The top 2 areas of focus for Mount Sinai South Nassau's CIO: Mobility and interoperability

Matt Runyan, CIO and vice president of IT at Oceanside, N.Y.-based Mount Sinai South Nassau, is splitting his time to make sure the COVID-19 vaccination process runs smoothly at the hospital while maintaining testing sites.

But in the next year, he plans to focus more on strategic communications, mobility and interoperability to boost efficiency and operations at the hospital. He joined the Becker's Healthcare Podcast to discuss the most important IT projects at the hospital today.

Below is an excerpt from the podcast. Click here to download the entire episode and subscribe to the podcast.

Note: This article is edited lightly for clarity and length.

Question: What are your top priorities today?

Matt Runyan: My priorities have really shifted to vaccine distribution. We're still doing COVID-19 testing sites, building pop up sites, and we are part of the operations of the business and community health piece of it. You have to be agile about building things quickly both from an EMR perspective and registration perspective to get people in with the vaccine now that it is being distributed. That is going to grow for the first six months until you can get everyone vaccinated that wants a vaccine while still maintaining testing centers so people can make sure they're safe. As more people get vaccinated, more things will open up, which adds the possibility of additional spread. You want to make sure you have those testing centers that are open.

The main priority that I have had here at Mount Sinai South Nassau has been around interoperability and mobility. With the way technology has changed, getting hospitals off pager systems and using the technology of a mobile phone more as a device that can be used by clinicians to provide patient care. An example would be: now a lot of hospitals have "wireless on wheels" technology They have pagers to page doctors or nurses or rapid response teams and medical teams.

We are transitioning that to the mobile phone because a lot of EMRs have a mobile path that syncs into the EMR that one would use to document. It's going into a room and instead of bringing a "wireless on wheels" into the room with an attached scanner to scan the wrist band, you now can use a phone to scan the wrist band.

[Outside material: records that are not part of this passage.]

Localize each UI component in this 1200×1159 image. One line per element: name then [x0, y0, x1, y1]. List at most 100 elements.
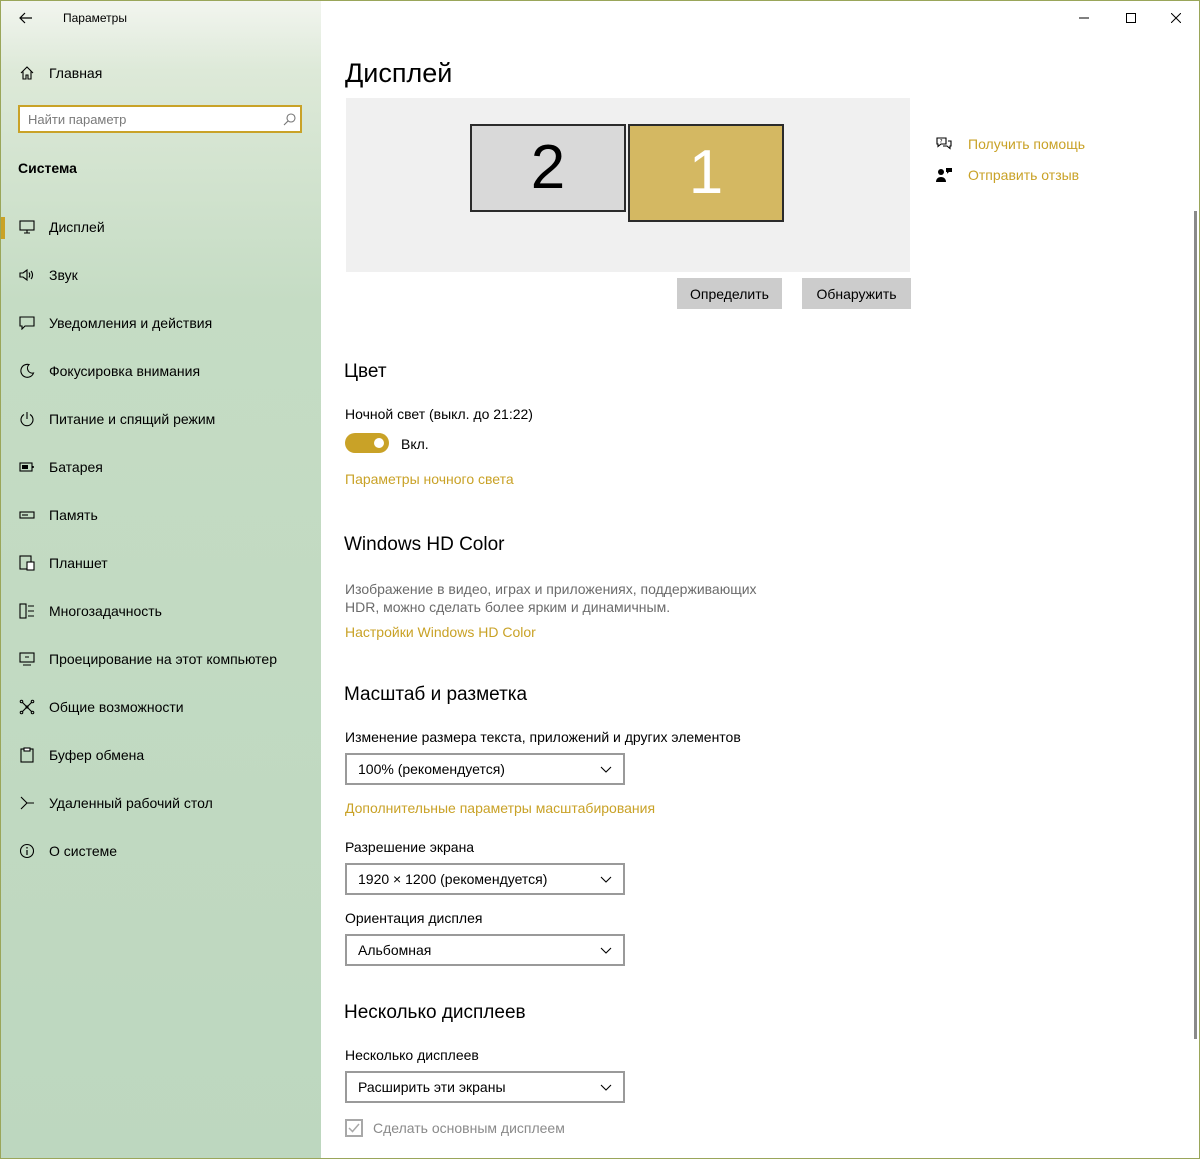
sidebar-item-label: Звук [49, 267, 78, 283]
hd-color-settings-link[interactable]: Настройки Windows HD Color [345, 624, 536, 640]
sidebar-item-power-sleep[interactable]: Питание и спящий режим [1, 395, 321, 443]
sidebar-item-projecting[interactable]: Проецирование на этот компьютер [1, 635, 321, 683]
night-light-toggle[interactable] [345, 433, 389, 453]
monitor-icon [18, 218, 36, 236]
svg-text:?: ? [940, 139, 943, 145]
sidebar: Параметры Главная Система Дисплей Звук [1, 1, 321, 1158]
monitor-1[interactable]: 1 [628, 124, 784, 222]
scale-select[interactable]: 100% (рекомендуется) [345, 753, 625, 785]
sidebar-item-display[interactable]: Дисплей [1, 203, 321, 251]
checkbox-box[interactable] [345, 1119, 363, 1137]
battery-icon [18, 458, 36, 476]
send-feedback-label: Отправить отзыв [968, 167, 1080, 183]
sidebar-item-label: Планшет [49, 555, 108, 571]
send-feedback-link[interactable]: Отправить отзыв [934, 167, 1079, 183]
chevron-down-icon [599, 762, 613, 776]
remote-desktop-icon [18, 794, 36, 812]
app-title: Параметры [63, 11, 127, 25]
sidebar-item-label: О системе [49, 843, 118, 859]
home-link[interactable]: Главная [17, 65, 102, 81]
page-title: Дисплей [345, 58, 453, 88]
multiple-displays-section-title: Несколько дисплеев [344, 1002, 526, 1023]
back-button[interactable] [11, 5, 41, 31]
help-chat-icon: ? [934, 136, 954, 152]
chevron-down-icon [599, 872, 613, 886]
sidebar-item-multitasking[interactable]: Многозадачность [1, 587, 321, 635]
sidebar-item-about[interactable]: О системе [1, 827, 321, 875]
search-box[interactable] [18, 105, 302, 133]
tablet-icon [18, 554, 36, 572]
projecting-icon [18, 650, 36, 668]
resolution-label: Разрешение экрана [345, 839, 475, 855]
storage-icon [18, 506, 36, 524]
sidebar-item-label: Общие возможности [49, 699, 184, 715]
sidebar-item-battery[interactable]: Батарея [1, 443, 321, 491]
sidebar-item-label: Буфер обмена [49, 747, 145, 763]
sidebar-item-label: Удаленный рабочий стол [49, 795, 213, 811]
hd-color-description-line-1: Изображение в видео, играх и приложениях… [345, 581, 757, 597]
power-icon [18, 410, 36, 428]
hd-color-description-line-2: HDR, можно сделать более ярким и динамич… [345, 599, 671, 615]
chevron-down-icon [599, 943, 613, 957]
sidebar-item-sound[interactable]: Звук [1, 251, 321, 299]
info-icon [18, 842, 36, 860]
search-input[interactable] [20, 111, 278, 127]
clipboard-icon [18, 746, 36, 764]
content-area: Дисплей 2 1 Определить Обнаружить ? Полу… [321, 1, 1199, 1158]
orientation-select-value: Альбомная [358, 942, 432, 958]
back-arrow-icon [19, 12, 32, 24]
scale-select-value: 100% (рекомендуется) [358, 761, 505, 777]
search-icon [278, 112, 300, 126]
hd-color-description: Изображение в видео, играх и приложениях… [345, 580, 775, 616]
home-icon [17, 65, 37, 81]
sidebar-item-label: Многозадачность [49, 603, 162, 619]
resolution-select[interactable]: 1920 × 1200 (рекомендуется) [345, 863, 625, 895]
orientation-select[interactable]: Альбомная [345, 934, 625, 966]
color-section-title: Цвет [344, 361, 387, 382]
make-main-display-label: Сделать основным дисплеем [373, 1120, 565, 1136]
advanced-scaling-link[interactable]: Дополнительные параметры масштабирования [345, 800, 655, 816]
monitor-2[interactable]: 2 [470, 124, 626, 212]
resolution-select-value: 1920 × 1200 (рекомендуется) [358, 871, 548, 887]
get-help-label: Получить помощь [968, 136, 1086, 152]
moon-icon [18, 362, 36, 380]
night-light-settings-link[interactable]: Параметры ночного света [345, 471, 514, 487]
checkmark-icon [348, 1123, 360, 1133]
feedback-icon [934, 167, 954, 183]
sidebar-item-notifications[interactable]: Уведомления и действия [1, 299, 321, 347]
sidebar-item-label: Дисплей [49, 219, 105, 235]
notification-icon [18, 314, 36, 332]
sidebar-item-tablet[interactable]: Планшет [1, 539, 321, 587]
sidebar-item-label: Батарея [49, 459, 103, 475]
settings-window: Параметры Главная Система Дисплей Звук [0, 0, 1200, 1159]
multiple-displays-label: Несколько дисплеев [345, 1047, 479, 1063]
toggle-knob [374, 438, 384, 448]
sidebar-item-label: Питание и спящий режим [49, 411, 216, 427]
sidebar-item-clipboard[interactable]: Буфер обмена [1, 731, 321, 779]
sidebar-item-focus-assist[interactable]: Фокусировка внимания [1, 347, 321, 395]
sidebar-item-label: Проецирование на этот компьютер [49, 651, 277, 667]
night-light-state: Вкл. [401, 436, 429, 452]
detect-button[interactable]: Обнаружить [802, 278, 911, 309]
scale-label: Изменение размера текста, приложений и д… [345, 729, 741, 745]
identify-button[interactable]: Определить [677, 278, 782, 309]
speaker-icon [18, 266, 36, 284]
shared-experiences-icon [18, 698, 36, 716]
orientation-label: Ориентация дисплея [345, 910, 483, 926]
multiple-displays-select-value: Расширить эти экраны [358, 1079, 506, 1095]
make-main-display-checkbox[interactable]: Сделать основным дисплеем [345, 1119, 565, 1137]
scrollbar[interactable] [1194, 211, 1197, 1039]
sidebar-item-label: Уведомления и действия [49, 315, 213, 331]
sidebar-item-label: Память [49, 507, 98, 523]
sidebar-item-storage[interactable]: Память [1, 491, 321, 539]
hd-color-section-title: Windows HD Color [344, 534, 505, 555]
get-help-link[interactable]: ? Получить помощь [934, 136, 1085, 152]
sidebar-section-title: Система [18, 160, 77, 176]
multitasking-icon [18, 602, 36, 620]
home-label: Главная [49, 65, 103, 81]
sidebar-item-remote-desktop[interactable]: Удаленный рабочий стол [1, 779, 321, 827]
sidebar-item-shared-experiences[interactable]: Общие возможности [1, 683, 321, 731]
multiple-displays-select[interactable]: Расширить эти экраны [345, 1071, 625, 1103]
sidebar-item-label: Фокусировка внимания [49, 363, 201, 379]
chevron-down-icon [599, 1080, 613, 1094]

It has applications on it to show who the clinical support team is, who the care team is, what specialties are on call in the hospital for that specific time. Prior to that, the process was to call down to the switch board and have a specific physician paged, ask who is on duty for rapid response and do a rapid response overhead using mass communication software to reach these folks. Because it is group based, even those who are not on call and may be off or out with their family are still getting that notification, which in some cases creates anxiety … Through these mobile applications, we are only contacting those who need to be contacted and on call within the hospital to respond.

Q: What are you excited about?

MR: Building on the base technology. In 2020, we weren't doing a lot of project work. We focused on putting in a base infrastructure that will tie in our security cameras to our real-time location services to badging in order to make sure that going forward as we start adding functionalities such as the mobile phones, they all tie in. We wanted to start with a great foundation like any large building or any type of structure. The better the foundation, the more functionality and interoperability you can build onto it.

When people come in to make a purchase, it comes through IT. IT is a big part of the purchasing process to say we understand they need a product, but here is a like product that better fits into the interoperability we want to build here. It's not always about replacing old technology with the exact same brand of the original product. Let's buy one that will fit into the overall infrastructure and foundation that we built. This will allow us, in real time, services and mobility to where we are much more agile in how we even put patients on floors. For example, there is a lot of built-in telemetry; that means when patients come in certain medsurg rooms, they have to go into a specific room. With mobile telemetry made by the same manufacturers, any room can become a telemetry room, not just one where it's built into the wall.